By a three-to-one vote, county commissioners passed what is the local government’s first new budget since the county filed its landmark, $4.23 billion Chapter 9 bankruptcy case last November.
The county, which includes Alabama’s biggest city of Birmingham, is now in negotiations with Wall Street creditors on a plan to end the bankruptcy brought on by overwhelming sewer-system debt and the loss of a jobs tax.
Jefferson County’s new budget, which is $12 million smaller than the current one for the fiscal year ending Sunday and $107 million below the last fiscal year total, relies on $4.4 million from sales of assets and $15 million of savings from a general obligation (GO) warrant interest payment due on Monday.
With about $200 million of GO warrants outstanding, the county skipped a $15 million GO payment last April.
The county has long been in default on more than $3 billion of sewer system debt that was the main cause of the biggest U.S. municipal bankruptcy but officials only this year have voted to skip payments on general obligation debt. An estimated $12 million of the skipped debt payments will go for legal fees, officials said.

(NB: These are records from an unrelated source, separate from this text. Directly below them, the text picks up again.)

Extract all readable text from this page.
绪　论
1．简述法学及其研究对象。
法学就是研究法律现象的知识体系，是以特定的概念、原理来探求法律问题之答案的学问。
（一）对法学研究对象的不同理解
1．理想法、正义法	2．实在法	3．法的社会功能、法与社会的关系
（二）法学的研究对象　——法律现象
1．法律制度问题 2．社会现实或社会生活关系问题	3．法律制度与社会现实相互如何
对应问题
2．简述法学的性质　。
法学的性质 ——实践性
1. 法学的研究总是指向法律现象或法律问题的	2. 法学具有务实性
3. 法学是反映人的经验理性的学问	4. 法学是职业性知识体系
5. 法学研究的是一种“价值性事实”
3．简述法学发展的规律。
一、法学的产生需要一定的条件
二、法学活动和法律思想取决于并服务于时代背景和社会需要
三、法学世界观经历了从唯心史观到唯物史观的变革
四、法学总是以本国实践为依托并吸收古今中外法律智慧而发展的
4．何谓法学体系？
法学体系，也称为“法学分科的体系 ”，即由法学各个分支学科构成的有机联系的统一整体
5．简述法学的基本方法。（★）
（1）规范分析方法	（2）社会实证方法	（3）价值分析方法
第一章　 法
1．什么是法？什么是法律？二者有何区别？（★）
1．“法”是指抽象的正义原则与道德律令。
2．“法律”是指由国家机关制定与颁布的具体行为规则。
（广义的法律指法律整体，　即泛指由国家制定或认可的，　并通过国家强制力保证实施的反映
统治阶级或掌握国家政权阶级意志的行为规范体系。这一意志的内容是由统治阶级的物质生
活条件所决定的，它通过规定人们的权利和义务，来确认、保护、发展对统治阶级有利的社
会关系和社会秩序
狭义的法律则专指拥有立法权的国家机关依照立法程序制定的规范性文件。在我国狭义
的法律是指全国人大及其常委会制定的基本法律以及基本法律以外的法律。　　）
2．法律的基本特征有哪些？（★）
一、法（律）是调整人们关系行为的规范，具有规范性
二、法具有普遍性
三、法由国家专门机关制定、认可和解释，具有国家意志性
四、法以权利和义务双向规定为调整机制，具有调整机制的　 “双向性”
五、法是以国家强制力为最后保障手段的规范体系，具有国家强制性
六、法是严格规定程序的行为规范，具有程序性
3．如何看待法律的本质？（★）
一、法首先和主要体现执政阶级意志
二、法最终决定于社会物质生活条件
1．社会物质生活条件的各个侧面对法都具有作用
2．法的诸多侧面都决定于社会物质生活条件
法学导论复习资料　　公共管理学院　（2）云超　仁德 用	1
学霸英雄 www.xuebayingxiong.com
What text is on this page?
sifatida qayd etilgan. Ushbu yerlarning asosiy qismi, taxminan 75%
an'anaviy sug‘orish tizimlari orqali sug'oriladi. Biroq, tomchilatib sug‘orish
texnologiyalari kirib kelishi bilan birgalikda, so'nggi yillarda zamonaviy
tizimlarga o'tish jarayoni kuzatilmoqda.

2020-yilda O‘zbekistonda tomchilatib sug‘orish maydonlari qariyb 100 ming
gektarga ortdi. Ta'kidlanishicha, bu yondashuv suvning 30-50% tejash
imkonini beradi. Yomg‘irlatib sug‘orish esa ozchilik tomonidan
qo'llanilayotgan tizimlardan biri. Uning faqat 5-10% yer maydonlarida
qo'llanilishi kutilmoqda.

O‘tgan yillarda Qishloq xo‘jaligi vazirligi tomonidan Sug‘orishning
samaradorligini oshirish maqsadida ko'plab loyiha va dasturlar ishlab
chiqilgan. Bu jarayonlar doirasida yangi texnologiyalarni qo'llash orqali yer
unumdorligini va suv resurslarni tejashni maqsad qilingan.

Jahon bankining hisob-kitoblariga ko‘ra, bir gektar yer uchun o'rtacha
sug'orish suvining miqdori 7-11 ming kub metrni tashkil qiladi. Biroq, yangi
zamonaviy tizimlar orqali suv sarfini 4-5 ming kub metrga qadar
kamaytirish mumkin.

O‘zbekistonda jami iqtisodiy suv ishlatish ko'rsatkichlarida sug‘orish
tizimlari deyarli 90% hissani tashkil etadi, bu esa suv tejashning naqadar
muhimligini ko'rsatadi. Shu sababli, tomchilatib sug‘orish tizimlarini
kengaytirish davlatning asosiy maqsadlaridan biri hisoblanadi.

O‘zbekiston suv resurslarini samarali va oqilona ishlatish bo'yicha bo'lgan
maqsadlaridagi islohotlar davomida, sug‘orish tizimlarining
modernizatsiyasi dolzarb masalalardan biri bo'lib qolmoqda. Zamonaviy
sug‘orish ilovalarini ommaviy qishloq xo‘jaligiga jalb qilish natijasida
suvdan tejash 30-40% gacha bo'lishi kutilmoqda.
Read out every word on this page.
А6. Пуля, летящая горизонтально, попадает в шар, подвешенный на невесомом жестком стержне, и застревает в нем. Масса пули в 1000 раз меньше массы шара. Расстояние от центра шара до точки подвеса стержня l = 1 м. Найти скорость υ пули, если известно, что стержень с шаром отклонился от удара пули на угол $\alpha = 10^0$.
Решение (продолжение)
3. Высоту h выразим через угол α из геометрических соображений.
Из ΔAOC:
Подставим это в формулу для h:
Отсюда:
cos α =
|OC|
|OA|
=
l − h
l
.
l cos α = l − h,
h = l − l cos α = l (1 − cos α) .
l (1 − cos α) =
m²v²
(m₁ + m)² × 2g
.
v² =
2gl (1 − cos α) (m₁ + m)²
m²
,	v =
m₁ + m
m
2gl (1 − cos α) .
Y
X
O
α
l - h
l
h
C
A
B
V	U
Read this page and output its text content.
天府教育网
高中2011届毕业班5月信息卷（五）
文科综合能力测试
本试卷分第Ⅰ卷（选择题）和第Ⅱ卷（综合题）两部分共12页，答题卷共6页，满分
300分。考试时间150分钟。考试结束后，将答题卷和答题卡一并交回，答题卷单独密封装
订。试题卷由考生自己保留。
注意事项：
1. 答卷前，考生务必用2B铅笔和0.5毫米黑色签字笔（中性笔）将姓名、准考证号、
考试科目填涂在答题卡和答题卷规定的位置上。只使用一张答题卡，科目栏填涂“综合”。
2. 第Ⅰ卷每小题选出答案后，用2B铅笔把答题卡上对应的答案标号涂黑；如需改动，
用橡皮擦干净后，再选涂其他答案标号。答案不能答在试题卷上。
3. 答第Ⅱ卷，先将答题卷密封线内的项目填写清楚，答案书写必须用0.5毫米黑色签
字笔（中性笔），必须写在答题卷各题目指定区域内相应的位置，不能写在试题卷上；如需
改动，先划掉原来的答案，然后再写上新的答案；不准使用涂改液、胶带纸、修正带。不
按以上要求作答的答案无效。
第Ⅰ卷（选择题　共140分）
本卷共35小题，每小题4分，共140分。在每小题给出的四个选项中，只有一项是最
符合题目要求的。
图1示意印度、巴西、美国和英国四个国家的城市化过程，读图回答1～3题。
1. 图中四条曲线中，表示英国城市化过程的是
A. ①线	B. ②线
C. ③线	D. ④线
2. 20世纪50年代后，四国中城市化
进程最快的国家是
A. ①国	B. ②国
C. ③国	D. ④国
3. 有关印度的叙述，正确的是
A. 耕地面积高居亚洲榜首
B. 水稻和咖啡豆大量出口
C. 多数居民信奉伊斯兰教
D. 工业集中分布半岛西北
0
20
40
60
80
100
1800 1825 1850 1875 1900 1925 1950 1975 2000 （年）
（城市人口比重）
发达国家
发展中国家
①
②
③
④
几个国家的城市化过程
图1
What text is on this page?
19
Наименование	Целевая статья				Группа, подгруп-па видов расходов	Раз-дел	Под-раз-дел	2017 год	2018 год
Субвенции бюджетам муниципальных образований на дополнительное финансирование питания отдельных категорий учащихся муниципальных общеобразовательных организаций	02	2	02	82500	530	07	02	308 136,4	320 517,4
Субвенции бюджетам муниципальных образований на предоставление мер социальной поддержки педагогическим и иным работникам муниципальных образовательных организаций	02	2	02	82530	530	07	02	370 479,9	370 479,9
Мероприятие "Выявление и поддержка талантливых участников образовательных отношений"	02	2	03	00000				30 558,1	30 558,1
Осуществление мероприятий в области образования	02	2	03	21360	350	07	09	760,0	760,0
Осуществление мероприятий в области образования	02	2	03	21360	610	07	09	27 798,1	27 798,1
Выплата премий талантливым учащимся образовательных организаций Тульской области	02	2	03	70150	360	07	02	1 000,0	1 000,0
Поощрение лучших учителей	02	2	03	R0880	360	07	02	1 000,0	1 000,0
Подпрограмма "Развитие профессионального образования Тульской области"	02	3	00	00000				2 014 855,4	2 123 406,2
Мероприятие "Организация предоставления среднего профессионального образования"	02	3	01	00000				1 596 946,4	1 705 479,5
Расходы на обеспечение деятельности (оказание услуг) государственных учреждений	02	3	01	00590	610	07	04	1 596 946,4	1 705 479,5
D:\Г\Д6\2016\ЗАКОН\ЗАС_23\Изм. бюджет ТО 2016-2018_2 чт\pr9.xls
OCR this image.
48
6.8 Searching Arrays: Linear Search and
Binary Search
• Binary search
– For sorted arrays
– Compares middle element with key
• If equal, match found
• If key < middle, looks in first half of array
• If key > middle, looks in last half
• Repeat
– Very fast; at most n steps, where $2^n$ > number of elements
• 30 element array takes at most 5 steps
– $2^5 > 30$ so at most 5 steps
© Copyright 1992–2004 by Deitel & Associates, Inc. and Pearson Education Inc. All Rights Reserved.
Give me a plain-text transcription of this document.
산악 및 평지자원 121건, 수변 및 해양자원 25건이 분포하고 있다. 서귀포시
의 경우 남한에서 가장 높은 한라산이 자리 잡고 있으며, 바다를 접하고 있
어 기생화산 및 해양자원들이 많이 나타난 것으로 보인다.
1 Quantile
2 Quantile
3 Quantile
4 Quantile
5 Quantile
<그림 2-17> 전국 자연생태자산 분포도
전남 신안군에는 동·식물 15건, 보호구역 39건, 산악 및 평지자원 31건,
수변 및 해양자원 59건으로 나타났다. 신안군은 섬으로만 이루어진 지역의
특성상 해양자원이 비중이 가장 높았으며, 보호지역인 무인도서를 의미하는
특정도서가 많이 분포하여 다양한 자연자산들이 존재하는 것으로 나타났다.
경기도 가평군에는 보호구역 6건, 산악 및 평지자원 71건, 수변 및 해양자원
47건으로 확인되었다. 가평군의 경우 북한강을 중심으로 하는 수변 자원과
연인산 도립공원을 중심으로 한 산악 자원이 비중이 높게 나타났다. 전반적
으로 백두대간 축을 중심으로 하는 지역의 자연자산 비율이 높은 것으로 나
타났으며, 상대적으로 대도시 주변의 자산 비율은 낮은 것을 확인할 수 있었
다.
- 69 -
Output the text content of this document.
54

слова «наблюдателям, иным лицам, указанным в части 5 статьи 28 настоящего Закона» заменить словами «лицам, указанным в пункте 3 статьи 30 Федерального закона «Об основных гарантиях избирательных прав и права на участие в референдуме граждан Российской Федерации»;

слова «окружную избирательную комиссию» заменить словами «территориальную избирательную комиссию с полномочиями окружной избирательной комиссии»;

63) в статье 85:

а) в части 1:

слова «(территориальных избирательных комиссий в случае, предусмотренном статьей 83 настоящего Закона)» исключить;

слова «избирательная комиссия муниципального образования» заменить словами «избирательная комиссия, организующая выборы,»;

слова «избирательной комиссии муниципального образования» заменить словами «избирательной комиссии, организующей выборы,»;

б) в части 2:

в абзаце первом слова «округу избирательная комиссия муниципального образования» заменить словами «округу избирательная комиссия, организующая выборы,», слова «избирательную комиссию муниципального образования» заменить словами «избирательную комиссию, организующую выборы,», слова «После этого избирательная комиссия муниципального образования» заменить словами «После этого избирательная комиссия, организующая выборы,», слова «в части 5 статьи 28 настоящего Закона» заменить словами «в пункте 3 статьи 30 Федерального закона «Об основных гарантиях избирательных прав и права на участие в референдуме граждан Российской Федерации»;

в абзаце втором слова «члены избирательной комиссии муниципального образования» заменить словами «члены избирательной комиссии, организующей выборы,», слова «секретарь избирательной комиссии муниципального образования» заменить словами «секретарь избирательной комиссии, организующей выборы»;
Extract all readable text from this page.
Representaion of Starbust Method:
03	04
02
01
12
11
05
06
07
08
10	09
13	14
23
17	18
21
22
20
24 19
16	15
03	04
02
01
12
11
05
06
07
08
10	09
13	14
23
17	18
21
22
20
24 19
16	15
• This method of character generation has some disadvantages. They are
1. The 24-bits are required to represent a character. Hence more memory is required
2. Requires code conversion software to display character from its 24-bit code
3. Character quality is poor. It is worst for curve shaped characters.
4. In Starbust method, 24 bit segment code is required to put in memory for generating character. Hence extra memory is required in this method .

Jefferson County’s bankruptcy was also driven by a March 2011 court ruling that killed the payroll tax worth about $60 million a year to Jefferson County, which has cut staff by 1,000 and reduced medical and other government services.
Jefferson County on Nov. 9 filed for bankruptcy after a tentative agreement with creditors fell apart. That deal might have delivered a $1 billion reduction in the county’s debts.